As Udham Singh's parents died at very early age of seven, he became orphan and was got admitted along with his elder brother Sadhu Singh in Centre Khalsa Orphanage Pultighar, Amritsar on October 24, 1907 with the help of Bhai Kishan Singh Rogi.
As both brothers were administered the Sikh initiatory rites at the Orphanage, they received new names, Sher Singh becoming Udham Singh and Mukta Singh becoming Sadhu Singh. Sadhu Singh did not live long and expired in the year of 1917 which caused a great shock to Udham Singh. He got his educational training in various arts and crafts there and started up a painter shop with the sign board of Ram Muhammad Singh Azaad, which shows that he was a great son of Mother India and believe in secularism above any caste and religion.
Udham Singh left the Orphanage after passing the matriculation examination in 1918. He was present in the Jallianwala Bagh on the fateful Baisakhi day, 13 April 1919, when a peaceful assembly of people was fired upon by General Reginald Edward Harry Dyer, killing over one thousand and three hundred people. The event which Udham Singh used to recall with anger and sorrow, turned him to the path of revolution. Soon after, he left India and went to the United States of America. He felt thrilled to learn about the militant activities of the Babar Akalis in the early 1920's, and returned home. He had secretly brought with him some revolvers and was arrested by the police in Amritsar, and sentenced to four years imprisonment under the Arms Act in 1928. On release in 1932, he returned to his native Sunam, but harassed by the local police, he once again returned to Amritsar and opened a shop as a signboard painter, assuming the name of Ram Muhammad Singh Azaad.

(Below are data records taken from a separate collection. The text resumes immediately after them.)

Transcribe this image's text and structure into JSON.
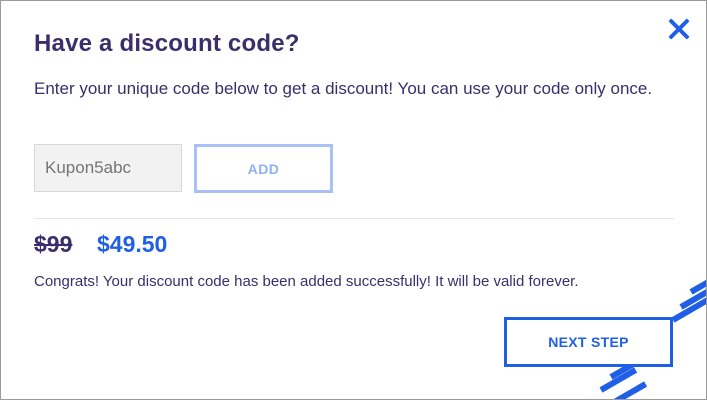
{
  "modal": {
    "title": "Have a discount code?",
    "description": "Enter your unique code below to get a discount! You can use your code only once.",
    "code_input": {
      "value": "",
      "placeholder": "Kupon5abc"
    },
    "add_label": "ADD",
    "price": {
      "old": "$99",
      "new": "$49.50"
    },
    "success_message": "Congrats! Your discount code has been added successfully! It will be valid forever.",
    "next_label": "NEXT STEP"
  },
  "colors": {
    "accent": "#1f5fe6",
    "heading": "#3a2e6b",
    "add_border": "#a9c0f5"
  },
  "icons": {
    "close": "close-icon"
  }
}
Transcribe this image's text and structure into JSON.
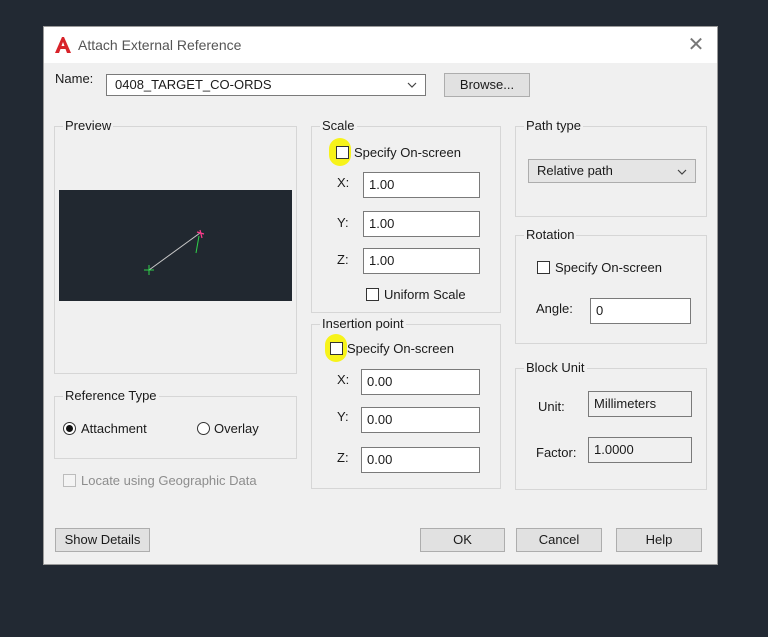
{
  "window": {
    "title": "Attach External Reference",
    "close_glyph": "✕"
  },
  "name_row": {
    "label": "Name:",
    "value": "0408_TARGET_CO-ORDS",
    "browse_label": "Browse..."
  },
  "preview": {
    "title": "Preview"
  },
  "scale": {
    "title": "Scale",
    "specify_label": "Specify On-screen",
    "x_label": "X:",
    "x_value": "1.00",
    "y_label": "Y:",
    "y_value": "1.00",
    "z_label": "Z:",
    "z_value": "1.00",
    "uniform_label": "Uniform Scale"
  },
  "insertion": {
    "title": "Insertion point",
    "specify_label": "Specify On-screen",
    "x_label": "X:",
    "x_value": "0.00",
    "y_label": "Y:",
    "y_value": "0.00",
    "z_label": "Z:",
    "z_value": "0.00"
  },
  "path_type": {
    "title": "Path type",
    "value": "Relative path"
  },
  "rotation": {
    "title": "Rotation",
    "specify_label": "Specify On-screen",
    "angle_label": "Angle:",
    "angle_value": "0"
  },
  "block_unit": {
    "title": "Block Unit",
    "unit_label": "Unit:",
    "unit_value": "Millimeters",
    "factor_label": "Factor:",
    "factor_value": "1.0000"
  },
  "reference_type": {
    "title": "Reference Type",
    "attachment_label": "Attachment",
    "overlay_label": "Overlay",
    "selected": "attachment"
  },
  "geo": {
    "label": "Locate using Geographic Data"
  },
  "footer": {
    "show_details": "Show Details",
    "ok": "OK",
    "cancel": "Cancel",
    "help": "Help"
  },
  "colors": {
    "desktop": "#222933",
    "dialog": "#f0f0f0",
    "highlight": "#f7f31a",
    "autocad_red": "#d8232a",
    "preview_bg": "#212830"
  },
  "icons": {
    "app": "autocad-logo-icon",
    "close": "close-icon",
    "dropdown": "chevron-down-icon"
  }
}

This name, which he was to use later in England, was adopted to emphasize the unity of all the religious communities in India in their struggle for political- freedom.





(This picture shows the Sangat at the Old Shepherds Bush Gurdwara London on the Guru Nanak Parkash Gurpurb in 1937)
Detail:


(standing right at the back)
Udham Singh was deeply influenced by the activities of Bhagat Singh and his revolutionary group. In 1935, when he was on a visit to Kashmlr, he was found carrying Bhagat Singh's portrait. He invariably referred to him as his guru. He loved to sing political songs, and was very fond of Ram Prasad Bismal, who was the leading poet of the revolutionaries. After staying for some months in Kashmlr, Udham Singh left India. He wandered about the continent for some time, and reached England by the mid-thirties. He was on the lookout for an opportunity to avenge the Jallianwala Bagh tragedy.
The long-waited moment at last came on 13 March 1940. On that day, at 4.30 p.m. in the Caxton Hall, London, where a meeting of the East India Association was being held in conjunction with the Royal Central Asian Society, Udham Singh fired five to six shots from his pistol at Sir Michael O'Dwyer, who was governor of the Punjab when the Amritsar massacre had taken place. O'Dwyer was hit twice and fell to the ground dead and Lord Zetland, the Secretary of State for India, who was presiding over the meeting was injured. Udham Singh was overpowered with a smoking revolver. He in fact made no attempt to escape and continued saying that he had done his duty by his country.
On 1 April 1940, Udham Singh was formally charged with the murder of Sir Michael O'Dwyer. On 4 June 1940, he was committed to trial, at the Central Criminal Court, Old Bailey, before Justice Atkinson, who sentenced him to death. An appeal was filed on his behalf which was dismissed on 15 July 1940. On 31 July 1940, Udham Sin*gh was hanged in Pentonville Prison in London.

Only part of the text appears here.